[Japanese-medium]Artificial and Natural Intelligence Course

Learning from brain functions to realize intelligent systems as artificial intelligence

Learning the organic relation between natural intelligence and artificial intelligence

Students will systematically learn comprehensive knowledge and skills for data analysis, mathematical modeling and simulation, based on the data obtained by measurement of natural and social phenomena. Achievements enable students to understand the target systems through obtaining real data and extracting information, and to realize intelligent systems by information technology.

What students can learn01
Students can understand the brain functions through measurement

Students will learn physiological and anatomical knowledge of the brain, as the basis for human intelligence information systems, and understand the brain functions through measurement by conducting sensory and perception experiments. In addition, students will learn theoretical frameworks for comprehending the mechanisms of brain functions from an information processing perspective and enhance their understanding of engineering applications.

Physiological Engineering
Students will learn physiological and anatomical knowledge of the sensory system and acquire the measurement analysis methods.
Color Science
Students will learn methods and principles for handling color, which is a psychophysical quantity, from a quantitative and engineering perspective.
Psychophysics
Students will learn the basics of psychophysics, which is a system for studying perception and sense.
Brain Function in Data Processing
Students will learn about the structure and function of the brain, which is a representative example of an intelligent information processing system.

What students can learn02
Students can realize intelligent systems by information technology

In order to make computers learn as the human naturally does by interacting with the environment, we need to understand learning algorithms.

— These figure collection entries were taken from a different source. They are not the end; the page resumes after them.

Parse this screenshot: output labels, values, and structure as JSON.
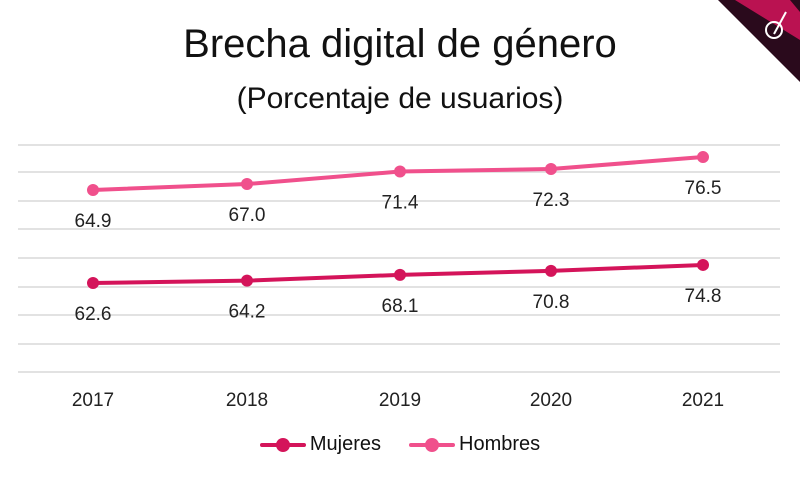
{
  "chart_data": {
    "type": "line",
    "title": "Brecha digital de género",
    "subtitle": "(Porcentaje de usuarios)",
    "categories": [
      "2017",
      "2018",
      "2019",
      "2020",
      "2021"
    ],
    "series": [
      {
        "name": "Mujeres",
        "values": [
          62.6,
          64.2,
          68.1,
          70.8,
          74.8
        ],
        "color": "#d4145a"
      },
      {
        "name": "Hombres",
        "values": [
          64.9,
          67.0,
          71.4,
          72.3,
          76.5
        ],
        "color": "#f0508c"
      }
    ],
    "xlabel": "",
    "ylabel": "",
    "grid": true,
    "legend": "bottom"
  }
}
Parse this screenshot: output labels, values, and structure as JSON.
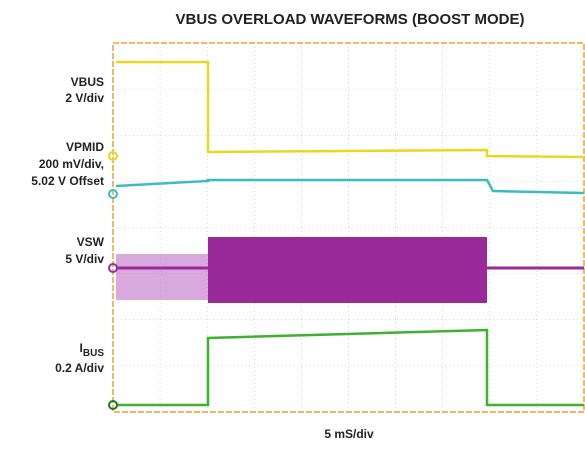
{
  "chart_data": {
    "type": "waveform",
    "title": "VBUS OVERLOAD WAVEFORMS (BOOST MODE)",
    "channels": [
      {
        "name": "VBUS",
        "scale": "2 V/div"
      },
      {
        "name": "VPMID",
        "scale": "200 mV/div,",
        "offset": "5.02 V Offset"
      },
      {
        "name": "VSW",
        "scale": "5 V/div"
      },
      {
        "name": "I",
        "name_sub": "BUS",
        "scale": "0.2 A/div"
      }
    ],
    "xlabel": "5 mS/div"
  }
}
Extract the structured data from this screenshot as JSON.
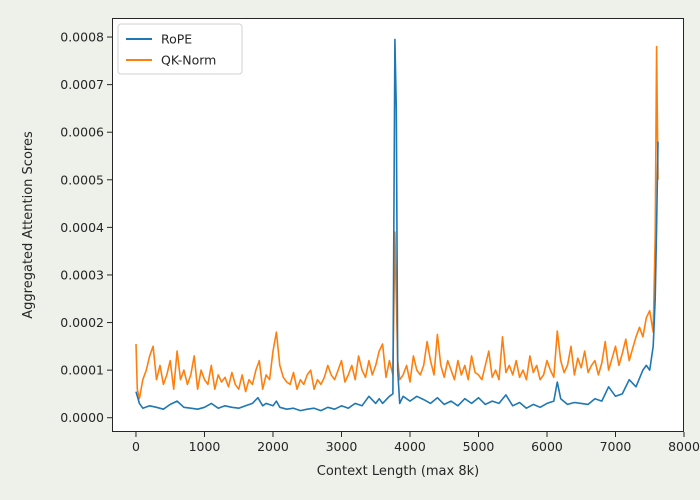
{
  "chart_data": {
    "type": "line",
    "title": "",
    "xlabel": "Context Length (max 8k)",
    "ylabel": "Aggregated Attention Scores",
    "xlim": [
      -350,
      8000
    ],
    "ylim": [
      -3e-05,
      0.00084
    ],
    "xticks": [
      0,
      1000,
      2000,
      3000,
      4000,
      5000,
      6000,
      7000,
      8000
    ],
    "xtick_labels": [
      "0",
      "1000",
      "2000",
      "3000",
      "4000",
      "5000",
      "6000",
      "7000",
      "8000"
    ],
    "yticks": [
      0.0,
      0.0001,
      0.0002,
      0.0003,
      0.0004,
      0.0005,
      0.0006,
      0.0007,
      0.0008
    ],
    "ytick_labels": [
      "0.0000",
      "0.0001",
      "0.0002",
      "0.0003",
      "0.0004",
      "0.0005",
      "0.0006",
      "0.0007",
      "0.0008"
    ],
    "grid": false,
    "legend": "top-left",
    "series": [
      {
        "name": "RoPE",
        "color": "#1f77b4",
        "x": [
          0,
          50,
          100,
          200,
          300,
          400,
          500,
          600,
          700,
          800,
          900,
          1000,
          1100,
          1200,
          1300,
          1400,
          1500,
          1600,
          1700,
          1780,
          1850,
          1900,
          2000,
          2050,
          2100,
          2200,
          2300,
          2400,
          2500,
          2600,
          2700,
          2800,
          2900,
          3000,
          3100,
          3200,
          3300,
          3400,
          3500,
          3550,
          3600,
          3700,
          3750,
          3780,
          3800,
          3820,
          3850,
          3900,
          4000,
          4100,
          4200,
          4300,
          4400,
          4500,
          4600,
          4700,
          4800,
          4900,
          5000,
          5100,
          5200,
          5300,
          5400,
          5500,
          5600,
          5700,
          5800,
          5900,
          6000,
          6100,
          6150,
          6200,
          6300,
          6400,
          6500,
          6600,
          6700,
          6800,
          6900,
          7000,
          7100,
          7200,
          7300,
          7400,
          7450,
          7500,
          7550,
          7580,
          7600,
          7620
        ],
        "values": [
          5.5e-05,
          3e-05,
          2e-05,
          2.5e-05,
          2.2e-05,
          1.8e-05,
          2.8e-05,
          3.5e-05,
          2.2e-05,
          2e-05,
          1.8e-05,
          2.2e-05,
          3e-05,
          2e-05,
          2.5e-05,
          2.2e-05,
          2e-05,
          2.5e-05,
          3e-05,
          4.2e-05,
          2.5e-05,
          3e-05,
          2.5e-05,
          3.5e-05,
          2.2e-05,
          1.8e-05,
          2e-05,
          1.5e-05,
          1.8e-05,
          2e-05,
          1.5e-05,
          2.2e-05,
          1.8e-05,
          2.5e-05,
          2e-05,
          3e-05,
          2.5e-05,
          4.5e-05,
          3e-05,
          4e-05,
          3e-05,
          4.5e-05,
          5e-05,
          0.000795,
          0.00065,
          0.0001,
          3e-05,
          4.5e-05,
          3.5e-05,
          4.5e-05,
          3.8e-05,
          3e-05,
          4.2e-05,
          2.8e-05,
          3.5e-05,
          2.5e-05,
          4e-05,
          3e-05,
          4.2e-05,
          2.8e-05,
          3.5e-05,
          3e-05,
          4.8e-05,
          2.5e-05,
          3.2e-05,
          2e-05,
          2.8e-05,
          2.2e-05,
          3e-05,
          3.5e-05,
          7.5e-05,
          4e-05,
          2.8e-05,
          3.2e-05,
          3e-05,
          2.8e-05,
          4e-05,
          3.5e-05,
          6.5e-05,
          4.5e-05,
          5e-05,
          8e-05,
          6.5e-05,
          0.0001,
          0.00011,
          0.0001,
          0.00015,
          0.00025,
          0.0004,
          0.00058
        ]
      },
      {
        "name": "QK-Norm",
        "color": "#ff7f0e",
        "x": [
          0,
          20,
          50,
          100,
          150,
          200,
          250,
          300,
          350,
          400,
          450,
          500,
          550,
          600,
          650,
          700,
          750,
          800,
          850,
          900,
          950,
          1000,
          1050,
          1100,
          1150,
          1200,
          1250,
          1300,
          1350,
          1400,
          1450,
          1500,
          1550,
          1600,
          1650,
          1700,
          1750,
          1800,
          1850,
          1900,
          1950,
          2000,
          2050,
          2100,
          2150,
          2200,
          2250,
          2300,
          2350,
          2400,
          2450,
          2500,
          2550,
          2600,
          2650,
          2700,
          2750,
          2800,
          2850,
          2900,
          2950,
          3000,
          3050,
          3100,
          3150,
          3200,
          3250,
          3300,
          3350,
          3400,
          3450,
          3500,
          3550,
          3600,
          3650,
          3700,
          3750,
          3780,
          3800,
          3820,
          3850,
          3900,
          3950,
          4000,
          4050,
          4100,
          4150,
          4200,
          4250,
          4300,
          4350,
          4400,
          4450,
          4500,
          4550,
          4600,
          4650,
          4700,
          4750,
          4800,
          4850,
          4900,
          4950,
          5000,
          5050,
          5100,
          5150,
          5200,
          5250,
          5300,
          5350,
          5400,
          5450,
          5500,
          5550,
          5600,
          5650,
          5700,
          5750,
          5800,
          5850,
          5900,
          5950,
          6000,
          6050,
          6100,
          6150,
          6200,
          6250,
          6300,
          6350,
          6400,
          6450,
          6500,
          6550,
          6600,
          6650,
          6700,
          6750,
          6800,
          6850,
          6900,
          6950,
          7000,
          7050,
          7100,
          7150,
          7200,
          7250,
          7300,
          7350,
          7400,
          7450,
          7500,
          7550,
          7580,
          7600,
          7620
        ],
        "values": [
          0.000155,
          6e-05,
          4e-05,
          8e-05,
          0.0001,
          0.00013,
          0.00015,
          8e-05,
          0.00011,
          7e-05,
          9e-05,
          0.00012,
          6e-05,
          0.00014,
          8e-05,
          0.0001,
          7e-05,
          9e-05,
          0.00013,
          6e-05,
          0.0001,
          8e-05,
          7e-05,
          0.00011,
          6e-05,
          9e-05,
          7.5e-05,
          8.5e-05,
          6.5e-05,
          9.5e-05,
          7e-05,
          6e-05,
          9e-05,
          5.5e-05,
          8e-05,
          7e-05,
          0.0001,
          0.00012,
          6e-05,
          9e-05,
          8e-05,
          0.00014,
          0.00018,
          0.00011,
          8.5e-05,
          7.5e-05,
          7e-05,
          9.5e-05,
          6e-05,
          8e-05,
          7e-05,
          9e-05,
          0.0001,
          6e-05,
          8e-05,
          7e-05,
          8.5e-05,
          0.00011,
          9e-05,
          8e-05,
          0.0001,
          0.00012,
          7.5e-05,
          9e-05,
          0.00011,
          8e-05,
          0.00013,
          0.0001,
          8.5e-05,
          0.00012,
          9e-05,
          0.00011,
          0.00014,
          0.000155,
          8.5e-05,
          0.00012,
          9e-05,
          0.00039,
          0.00025,
          0.00012,
          8e-05,
          9e-05,
          0.00011,
          7.5e-05,
          0.00013,
          0.0001,
          9e-05,
          0.00011,
          0.00016,
          0.00012,
          9e-05,
          0.000175,
          0.00011,
          8.5e-05,
          0.00012,
          0.0001,
          8e-05,
          0.00012,
          9e-05,
          0.00011,
          8e-05,
          0.00013,
          9.5e-05,
          9e-05,
          8e-05,
          0.00011,
          0.00014,
          8.5e-05,
          0.0001,
          8e-05,
          0.00017,
          9.5e-05,
          0.00011,
          9e-05,
          0.00012,
          8.5e-05,
          0.0001,
          8e-05,
          0.00013,
          9.5e-05,
          0.00011,
          8e-05,
          9e-05,
          0.00012,
          0.0001,
          8.5e-05,
          0.000182,
          0.00012,
          9.5e-05,
          0.00011,
          0.00015,
          9e-05,
          0.000125,
          0.000105,
          0.00014,
          9.5e-05,
          0.00011,
          0.00012,
          9e-05,
          0.000115,
          0.00016,
          0.0001,
          0.000125,
          0.00015,
          0.00011,
          0.000135,
          0.000165,
          0.00012,
          0.000145,
          0.00017,
          0.00019,
          0.00017,
          0.00021,
          0.000225,
          0.00018,
          0.00038,
          0.00078,
          0.0005
        ]
      }
    ]
  }
}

Students will acquire basic knowledge of underlying technologies for machine learning and pattern recognition, and deepen their understanding through target problems and case studies.

Machine Learning
Students will learn the basic techniques indispensable for statistical machine learning and statistical pattern recognition.
Kansei Engineering
Students will learn basic and applicable skills for handling human sensitivity (kansei) in engineering, such as methods for evaluating sensitivity and building design models.

What students can learn03
Students can model and simulate the real world

Students will learn methods to model the basic underlying principles in various natural and social phenomena in the real world, and learn mathematical and algorithmic frameworks for the optimization. Students will study how to formalize and model the target problems for computer simulation, solve the problem by and on computers, and deepen their understanding through programming exercises.

Simulation Engineering
Students will learn about computer simulation, which is a problem-solving method using computers.
Mathematical Optimization
Students will learn how to model real-world targets and use computers to perform optimization.